From the North Country to Albany to Brooklyn

In New York City, NYSNA nurses recently faced a similar fight at The Brooklyn Hospital Center (TBHC). Earlier this year, hospital executives at TBHC stopped making payments for nurses’ health and pension benefits, citing a lack of funds. Nurses continued working and caring for patients without health benefits, while fighting for the health coverage they need to keep themselves, their families and their patients safe. After months of advocacy, TBHC finally paid nurses’ benefits in full, restoring their healthcare coverage and pensions.  

In April, NYSNA nurses from Albany Medical Center joined 1199SEIU healthcare workers to hold a speak-out to push back on a proposal to reduce beds and services at Albany Med Health System’s Columbia Memorial Hospital in Hudson, NY. As the only hospital in Columbia and Greene counties, hundreds of thousands of New Yorkers rely on Columbia for access to healthcare services. A reduction in services at the facility would force residents of Columbia and Greene counties to rely on Albany Medical Center for care, undoubtedly putting strain on a hospital that already has some of the longest ER wait times in the country.  

A Statewide Fight  

While federal cuts to healthcare funding are impacting safety-net and community hospitals across New York State, hospital management cannot cut costs on the backs of frontline caregivers or the vulnerable communities they serve.

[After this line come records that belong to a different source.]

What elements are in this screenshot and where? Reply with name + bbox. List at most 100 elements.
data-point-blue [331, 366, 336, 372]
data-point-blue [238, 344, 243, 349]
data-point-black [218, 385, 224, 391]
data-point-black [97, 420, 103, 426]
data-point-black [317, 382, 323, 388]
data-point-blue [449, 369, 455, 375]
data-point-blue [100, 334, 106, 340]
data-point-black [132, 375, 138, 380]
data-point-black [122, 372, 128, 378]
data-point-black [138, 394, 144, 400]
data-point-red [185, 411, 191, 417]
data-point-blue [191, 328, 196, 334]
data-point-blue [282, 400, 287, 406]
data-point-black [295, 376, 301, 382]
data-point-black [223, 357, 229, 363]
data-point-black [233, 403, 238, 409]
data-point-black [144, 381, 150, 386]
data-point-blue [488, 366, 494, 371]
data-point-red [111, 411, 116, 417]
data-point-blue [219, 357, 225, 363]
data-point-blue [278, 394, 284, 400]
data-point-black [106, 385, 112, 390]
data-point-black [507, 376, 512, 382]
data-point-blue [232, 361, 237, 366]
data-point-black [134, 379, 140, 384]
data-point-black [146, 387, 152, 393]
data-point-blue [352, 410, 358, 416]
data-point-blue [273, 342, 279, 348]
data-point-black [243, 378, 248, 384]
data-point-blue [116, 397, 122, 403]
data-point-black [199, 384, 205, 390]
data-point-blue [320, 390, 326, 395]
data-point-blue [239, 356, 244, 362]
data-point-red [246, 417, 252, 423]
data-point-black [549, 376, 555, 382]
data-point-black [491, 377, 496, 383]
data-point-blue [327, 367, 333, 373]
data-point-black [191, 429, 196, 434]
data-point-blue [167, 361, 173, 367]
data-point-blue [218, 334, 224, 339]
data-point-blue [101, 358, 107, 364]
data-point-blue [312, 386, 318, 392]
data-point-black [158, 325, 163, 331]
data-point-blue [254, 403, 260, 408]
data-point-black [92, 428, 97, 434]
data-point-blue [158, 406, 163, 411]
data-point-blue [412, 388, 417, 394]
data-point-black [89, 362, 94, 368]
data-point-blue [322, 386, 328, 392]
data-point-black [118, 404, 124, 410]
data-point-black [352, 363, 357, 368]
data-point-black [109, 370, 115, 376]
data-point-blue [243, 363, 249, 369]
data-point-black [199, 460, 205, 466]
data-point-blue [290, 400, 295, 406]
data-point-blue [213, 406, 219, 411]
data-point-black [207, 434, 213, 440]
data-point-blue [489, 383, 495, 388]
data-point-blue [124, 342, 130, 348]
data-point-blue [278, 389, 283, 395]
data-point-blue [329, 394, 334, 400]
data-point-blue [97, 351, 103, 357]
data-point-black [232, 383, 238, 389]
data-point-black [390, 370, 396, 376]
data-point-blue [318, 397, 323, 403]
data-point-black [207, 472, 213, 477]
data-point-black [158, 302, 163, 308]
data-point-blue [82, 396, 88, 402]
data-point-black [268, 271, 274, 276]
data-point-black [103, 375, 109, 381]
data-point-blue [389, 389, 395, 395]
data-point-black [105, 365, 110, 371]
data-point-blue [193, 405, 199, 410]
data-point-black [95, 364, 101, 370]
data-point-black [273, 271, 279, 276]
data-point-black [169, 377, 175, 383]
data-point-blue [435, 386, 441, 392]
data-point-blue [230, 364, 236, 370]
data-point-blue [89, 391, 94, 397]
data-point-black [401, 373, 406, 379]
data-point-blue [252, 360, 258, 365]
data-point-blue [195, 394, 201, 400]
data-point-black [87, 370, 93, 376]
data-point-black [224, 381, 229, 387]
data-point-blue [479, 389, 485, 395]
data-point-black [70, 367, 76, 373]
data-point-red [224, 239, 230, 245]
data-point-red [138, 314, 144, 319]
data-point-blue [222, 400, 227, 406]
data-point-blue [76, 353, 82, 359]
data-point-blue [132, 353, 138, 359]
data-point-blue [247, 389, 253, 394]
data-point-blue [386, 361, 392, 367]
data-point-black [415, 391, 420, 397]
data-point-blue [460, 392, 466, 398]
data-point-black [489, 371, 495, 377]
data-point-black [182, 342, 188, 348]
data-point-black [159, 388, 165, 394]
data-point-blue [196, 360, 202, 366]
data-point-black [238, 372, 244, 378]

The solution to decreased funding is not stripping nurses of critical benefits or further reducing access to care for rural communities. In the face of these cuts, hospital executives must work harder to protect the health and safety of patients and nurses, not make short-sighted cuts at the expense of everyday New Yorkers.  

State legislators must also prioritize fair funding for New York’s public, safety-net and rural hospitals and improving access to care for all New Yorkers in the face of federal attacks. NYSNA members are headed back to Albany this week to lobby for sustainable hospital funding, New York for All to ensure our hospitals remain places of safety and healing for immigrant patients, and more. NYSNA nurses will not back down when cuts to healthcare funding threaten the health and safety of our colleagues, our families, and our communities!